House appropriators have proposed putting the General Services Administration under tighter restrictions, based on information that has come to light in the past few months, starting with the reports of overspending at the Western Regions Conference in 2010.
The $21.15 billion fiscal 2013 Financial Services and General Government Appropriations Act includes several new oversight measures based on GSA’s “questionable spending of tax dollars,” the House Appropriations Committee wrote June 5.
Under the proposed language of the bill, GSA officials would have to submit quarterly reports to several congressional oversight committees on spending each period and what they expect to spend in the coming period. The information would have to be broken down by object class, office and activity.
In addition, GSA officials would have to submit itemized reports on funds charged to the Working Capital Fund with detailed explanations for each charge.
GSA would not be able to spend money on a conference unless the administrator certified that it is appropriate and agency is complying with all laws related to travel and conferences. The bill would require an inspector general report into procedures related to travel, conferences, and employee awards.

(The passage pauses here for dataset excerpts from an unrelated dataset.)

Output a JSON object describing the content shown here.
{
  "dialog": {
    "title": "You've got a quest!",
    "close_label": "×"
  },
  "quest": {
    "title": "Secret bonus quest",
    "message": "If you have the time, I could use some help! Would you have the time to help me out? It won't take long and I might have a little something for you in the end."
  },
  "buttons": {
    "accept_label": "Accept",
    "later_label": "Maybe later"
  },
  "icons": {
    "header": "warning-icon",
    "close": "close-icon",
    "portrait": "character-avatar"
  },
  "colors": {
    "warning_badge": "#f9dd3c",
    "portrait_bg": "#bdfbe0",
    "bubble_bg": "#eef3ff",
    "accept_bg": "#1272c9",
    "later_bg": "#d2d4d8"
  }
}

The procurement agency brought conference spending and travel to national attention when an IG report revealed GSA spent $822,000 on a conference for 300 of its employees in Las Vegas in 2010.
Other agencies have questioned their travel costs too. On June 4, the Air Force announced it had canceled its annual IT conference, which had been scheduled for late August in Montgomery, Ala., citing spending worries.
Under the proposed spending bill, GSA could not make awards to its employees that exceed the limits the Office of Management and Budget and the Office of Personnel Management laid out in 2011.
For individual performance awards for an agency’s senior executive service, senior-level, scientific, and/or professional employees, the agency can spend no more than 5 percent of those employees’ aggregate salaries. For all other employees, including General Schedule employees, an agency can spend no more than 1 percent of those employees’ aggregate salaries, according to the joint memo released in June 2011.
On June 4, Sen. Claire McCaskill (D-Mo.) shared the initial findings from her investigation into GSA, showing that the procurement agency has paid $1.1 million in bonuses since 2008 to employees being investigated by the IG for wrongdoing or misconduct. Those bonuses went to 84 employees. What’s more, they received an average of eight bonus awards each.
Along with GSA, the spending bill provides annual funding for the Treasury Department, the Executive Office of the President, the Judiciary, the District of Columbia, the Small Business Administration, the Securities and Exchange Commission, and several other independent agencies. The total spending reduction from the president’s budget proposal is $2 billion, or 8 percent.
“In addition to common-sense reductions in federal spending, the American people deserve accountability from the taxpayer-funded offices, which are supposed to act in the nation’s best interests,” Rep. Jo Ann Emerson (R-Mo.), chairwoman of the committee’s Financial Services and General Government, said about the bill’s oversight provisions.